In the medical field there is a term called iatrogenesis or an iatrogenic condition. This is not in actuality a condition in of itself but is more accurately a term used to describe a set of conditions or responses due to medical malpractice. There are numerous proposed definitions of an iatrogenic condition and ultimately it all boils down to a physician, pharmaceutical drug, or medical malpractice induced condition. Iatrogenesis represents the third leading culprits of all major mortality causes in the western world where in which heart disease is number one and cancers of all kinds combined represents number 2. Since heart disease, in of itself, is a dietary and lifestyle induced disease and medical malpractice (outside of cholesterol blocking medication) is not a common causation for heart disease mortality cardiovascular disease stands as the biggest killer. However, it is not without reason to consider that iatrogenic conditions can easily include a vast majority of cancerous mortalities simply due to the fact that a high percentage of those who have died of cancer were later correlated to have gotten worse due to the cancer therapies (chemotherapy, radiation, surgery) and not entirely due to the cancer itself. I  suspect that iatrogenic conditions or physician/drug induced deaths are closer to the 2nd leading cause of mortality in the developed world and represent the ultimate irony and contradiction that the medical industry as a whole has built itself from. 

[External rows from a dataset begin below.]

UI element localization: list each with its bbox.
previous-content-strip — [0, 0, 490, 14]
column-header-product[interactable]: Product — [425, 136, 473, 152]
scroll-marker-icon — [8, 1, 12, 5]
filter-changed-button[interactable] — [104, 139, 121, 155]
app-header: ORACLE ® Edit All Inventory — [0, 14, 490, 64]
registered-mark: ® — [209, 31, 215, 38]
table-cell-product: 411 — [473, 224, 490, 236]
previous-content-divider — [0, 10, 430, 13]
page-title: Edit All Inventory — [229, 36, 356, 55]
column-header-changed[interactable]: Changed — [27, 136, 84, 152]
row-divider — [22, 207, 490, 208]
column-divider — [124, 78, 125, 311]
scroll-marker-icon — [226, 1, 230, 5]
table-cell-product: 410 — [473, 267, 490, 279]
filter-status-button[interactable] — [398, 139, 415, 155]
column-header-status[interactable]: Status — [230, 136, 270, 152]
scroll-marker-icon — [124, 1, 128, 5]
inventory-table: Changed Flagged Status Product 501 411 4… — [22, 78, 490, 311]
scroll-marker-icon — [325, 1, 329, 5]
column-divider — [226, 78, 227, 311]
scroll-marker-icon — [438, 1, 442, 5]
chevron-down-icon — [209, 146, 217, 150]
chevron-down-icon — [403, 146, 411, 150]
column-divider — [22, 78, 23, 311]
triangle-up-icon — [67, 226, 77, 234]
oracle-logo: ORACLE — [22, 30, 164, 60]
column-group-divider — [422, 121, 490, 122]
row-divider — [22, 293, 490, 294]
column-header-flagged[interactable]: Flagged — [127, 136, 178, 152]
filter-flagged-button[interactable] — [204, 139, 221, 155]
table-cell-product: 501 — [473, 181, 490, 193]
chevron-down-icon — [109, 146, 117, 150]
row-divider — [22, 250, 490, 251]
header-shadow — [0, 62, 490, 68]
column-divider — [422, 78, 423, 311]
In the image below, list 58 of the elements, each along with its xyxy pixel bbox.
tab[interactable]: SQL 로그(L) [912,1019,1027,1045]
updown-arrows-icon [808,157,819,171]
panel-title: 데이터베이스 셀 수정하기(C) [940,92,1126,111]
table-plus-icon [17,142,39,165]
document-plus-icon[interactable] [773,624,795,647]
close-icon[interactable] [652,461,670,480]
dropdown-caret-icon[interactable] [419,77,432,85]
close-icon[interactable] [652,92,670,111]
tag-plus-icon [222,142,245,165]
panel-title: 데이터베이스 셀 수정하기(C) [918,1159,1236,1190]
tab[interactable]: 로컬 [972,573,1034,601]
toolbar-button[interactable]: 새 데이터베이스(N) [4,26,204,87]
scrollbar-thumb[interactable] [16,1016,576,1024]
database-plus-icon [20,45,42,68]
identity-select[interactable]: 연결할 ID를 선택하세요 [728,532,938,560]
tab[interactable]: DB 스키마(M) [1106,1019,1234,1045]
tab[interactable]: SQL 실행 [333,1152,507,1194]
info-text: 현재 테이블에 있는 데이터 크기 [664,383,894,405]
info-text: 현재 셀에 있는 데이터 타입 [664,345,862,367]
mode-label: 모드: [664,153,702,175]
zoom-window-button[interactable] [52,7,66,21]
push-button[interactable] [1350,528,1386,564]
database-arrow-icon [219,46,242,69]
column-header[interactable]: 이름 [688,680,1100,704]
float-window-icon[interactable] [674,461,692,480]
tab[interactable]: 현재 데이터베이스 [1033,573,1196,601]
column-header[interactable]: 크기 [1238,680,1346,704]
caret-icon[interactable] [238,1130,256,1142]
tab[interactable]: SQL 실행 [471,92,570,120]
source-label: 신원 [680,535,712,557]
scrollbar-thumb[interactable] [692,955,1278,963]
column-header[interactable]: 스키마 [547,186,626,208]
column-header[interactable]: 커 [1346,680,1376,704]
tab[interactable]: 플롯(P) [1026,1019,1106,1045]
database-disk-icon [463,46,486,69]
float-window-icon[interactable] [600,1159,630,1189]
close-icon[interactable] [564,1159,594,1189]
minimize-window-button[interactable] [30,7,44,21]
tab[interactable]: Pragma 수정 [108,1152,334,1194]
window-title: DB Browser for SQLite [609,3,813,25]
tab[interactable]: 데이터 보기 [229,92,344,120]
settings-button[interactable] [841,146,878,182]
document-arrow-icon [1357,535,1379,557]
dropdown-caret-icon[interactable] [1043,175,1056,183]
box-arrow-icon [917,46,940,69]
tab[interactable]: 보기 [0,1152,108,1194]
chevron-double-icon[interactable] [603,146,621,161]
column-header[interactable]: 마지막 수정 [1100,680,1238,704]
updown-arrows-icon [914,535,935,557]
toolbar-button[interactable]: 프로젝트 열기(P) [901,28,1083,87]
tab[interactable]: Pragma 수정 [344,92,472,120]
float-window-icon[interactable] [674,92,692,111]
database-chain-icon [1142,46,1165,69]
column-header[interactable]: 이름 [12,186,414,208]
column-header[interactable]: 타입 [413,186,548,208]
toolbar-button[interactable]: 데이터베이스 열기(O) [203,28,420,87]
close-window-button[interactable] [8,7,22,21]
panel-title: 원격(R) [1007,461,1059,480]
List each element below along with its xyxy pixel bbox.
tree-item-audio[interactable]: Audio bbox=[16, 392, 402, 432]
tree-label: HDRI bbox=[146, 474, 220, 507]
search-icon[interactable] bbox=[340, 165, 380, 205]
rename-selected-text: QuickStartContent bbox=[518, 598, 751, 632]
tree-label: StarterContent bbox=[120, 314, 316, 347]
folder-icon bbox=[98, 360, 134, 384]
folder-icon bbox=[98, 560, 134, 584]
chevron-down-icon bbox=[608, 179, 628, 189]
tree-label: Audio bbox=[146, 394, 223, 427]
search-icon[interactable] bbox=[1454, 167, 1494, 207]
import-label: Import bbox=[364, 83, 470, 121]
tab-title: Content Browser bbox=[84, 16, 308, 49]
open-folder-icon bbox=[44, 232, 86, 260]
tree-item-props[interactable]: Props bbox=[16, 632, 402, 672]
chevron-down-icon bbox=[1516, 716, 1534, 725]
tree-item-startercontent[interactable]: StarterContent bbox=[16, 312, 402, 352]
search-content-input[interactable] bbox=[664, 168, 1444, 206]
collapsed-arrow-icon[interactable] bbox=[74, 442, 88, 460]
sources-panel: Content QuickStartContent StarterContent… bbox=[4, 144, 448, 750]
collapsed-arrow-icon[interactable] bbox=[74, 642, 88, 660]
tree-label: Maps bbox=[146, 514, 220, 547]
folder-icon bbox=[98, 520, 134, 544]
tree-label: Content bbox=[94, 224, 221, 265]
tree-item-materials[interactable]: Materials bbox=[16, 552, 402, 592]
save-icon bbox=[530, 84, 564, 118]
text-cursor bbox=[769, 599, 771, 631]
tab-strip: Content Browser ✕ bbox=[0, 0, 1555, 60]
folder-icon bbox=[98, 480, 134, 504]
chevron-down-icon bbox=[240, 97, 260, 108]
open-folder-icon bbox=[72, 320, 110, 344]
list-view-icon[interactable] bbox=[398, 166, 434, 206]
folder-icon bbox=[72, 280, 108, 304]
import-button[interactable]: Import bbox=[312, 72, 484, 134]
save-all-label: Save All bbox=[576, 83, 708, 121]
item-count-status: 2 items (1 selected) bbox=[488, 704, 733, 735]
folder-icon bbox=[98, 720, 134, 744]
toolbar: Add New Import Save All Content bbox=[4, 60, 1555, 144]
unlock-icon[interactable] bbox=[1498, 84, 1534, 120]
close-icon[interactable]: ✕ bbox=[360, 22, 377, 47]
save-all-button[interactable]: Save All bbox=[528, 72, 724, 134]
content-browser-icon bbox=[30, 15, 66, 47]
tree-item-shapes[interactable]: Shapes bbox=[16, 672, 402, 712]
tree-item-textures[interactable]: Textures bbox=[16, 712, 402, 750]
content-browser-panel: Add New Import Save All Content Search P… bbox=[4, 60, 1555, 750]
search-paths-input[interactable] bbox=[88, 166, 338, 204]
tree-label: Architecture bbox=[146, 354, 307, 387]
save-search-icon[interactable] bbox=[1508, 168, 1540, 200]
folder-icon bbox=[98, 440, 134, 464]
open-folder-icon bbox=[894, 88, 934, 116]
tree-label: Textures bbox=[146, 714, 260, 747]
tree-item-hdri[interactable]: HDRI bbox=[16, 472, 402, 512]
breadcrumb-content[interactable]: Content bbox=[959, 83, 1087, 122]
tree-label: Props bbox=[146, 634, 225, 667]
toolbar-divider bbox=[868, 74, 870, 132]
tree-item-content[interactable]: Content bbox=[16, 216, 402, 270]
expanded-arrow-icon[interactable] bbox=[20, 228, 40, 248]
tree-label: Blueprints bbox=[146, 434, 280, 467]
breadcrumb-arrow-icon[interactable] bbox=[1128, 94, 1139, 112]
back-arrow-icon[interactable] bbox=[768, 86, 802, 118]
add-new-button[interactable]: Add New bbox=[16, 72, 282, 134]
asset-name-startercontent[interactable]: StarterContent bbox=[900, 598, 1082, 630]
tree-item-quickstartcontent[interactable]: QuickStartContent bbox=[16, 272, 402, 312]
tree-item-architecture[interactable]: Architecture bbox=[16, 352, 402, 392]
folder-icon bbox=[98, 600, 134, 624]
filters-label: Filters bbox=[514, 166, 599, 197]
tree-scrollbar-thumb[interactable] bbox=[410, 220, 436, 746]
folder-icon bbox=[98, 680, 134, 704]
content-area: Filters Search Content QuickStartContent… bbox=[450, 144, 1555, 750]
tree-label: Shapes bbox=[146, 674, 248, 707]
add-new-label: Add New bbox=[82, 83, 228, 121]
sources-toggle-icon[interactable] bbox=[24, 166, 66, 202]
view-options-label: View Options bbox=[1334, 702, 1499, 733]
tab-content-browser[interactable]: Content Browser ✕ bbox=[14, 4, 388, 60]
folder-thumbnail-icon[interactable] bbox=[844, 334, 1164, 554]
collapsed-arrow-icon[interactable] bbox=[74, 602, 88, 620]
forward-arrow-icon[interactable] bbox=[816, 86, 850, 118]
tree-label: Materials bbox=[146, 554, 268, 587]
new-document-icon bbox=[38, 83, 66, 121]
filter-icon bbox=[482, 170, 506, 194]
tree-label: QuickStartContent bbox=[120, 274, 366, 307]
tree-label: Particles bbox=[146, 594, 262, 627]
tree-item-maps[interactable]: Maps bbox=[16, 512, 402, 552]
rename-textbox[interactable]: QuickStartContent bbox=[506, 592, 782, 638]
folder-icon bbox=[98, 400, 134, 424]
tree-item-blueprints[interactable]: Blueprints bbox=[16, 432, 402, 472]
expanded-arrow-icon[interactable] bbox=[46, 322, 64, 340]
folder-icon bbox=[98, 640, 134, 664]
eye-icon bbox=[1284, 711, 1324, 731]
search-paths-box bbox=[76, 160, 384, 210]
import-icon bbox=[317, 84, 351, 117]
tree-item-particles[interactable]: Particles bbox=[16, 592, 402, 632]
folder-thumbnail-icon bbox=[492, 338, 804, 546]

I want to be absolutely clear that my critical and unapologetic perspectives about the aliphatic medical model of pharmaceutical medicine is not entirely one sided. There is a use and efficacy for a small degree of pharmaceutical medications yet it is a very outdated, incomplete approach that often creates chemical dependency instead of alleviating chronic pain and is designed to suppress or mask disease symptoms which prolongs the condition at hand. Surgical procedures and western diagnostic tools however have profound application and efficacy in acute treatment care or to diagnose an issue but have an extremely poor efficacy rate for helping a patient go from disease or injury to healed and rehabilitated.

The entire pharmaceutical medication field is derived from the pharmacopeia of natural plants, herbs, and remedies found in nature that are easily patentable and can be marketed to the masses. Due to the fact that medical drugs are chemically synthesized isolates they do not have a harmonious or balanced effect on the bodies biology or neurochemistry. In todays world psychiatric medications have become the number 1 pharmaceutical drug sold in America which was previously antibiotics. Western society has become maladapted to deep psychological distress, emotional overwhelm, and mental disorders that the psychiatric institutions, which are basically psychotropic drug dealers today, prescribe a pill for any ill. America makes up 5% of the worlds population but consumes 80% of it’s opiodes. 99% of hydrocodone, otherwise known as vicadine, is consumed in America. 40 deaths per day are associated with the excess of opiode use in the US and over 100,000 death per year due to prescription drugs in general. Hydrocodone was claimed to be less dangerous than marijuanna but has recorded in the upwards of 100,000 emergency room visits per year.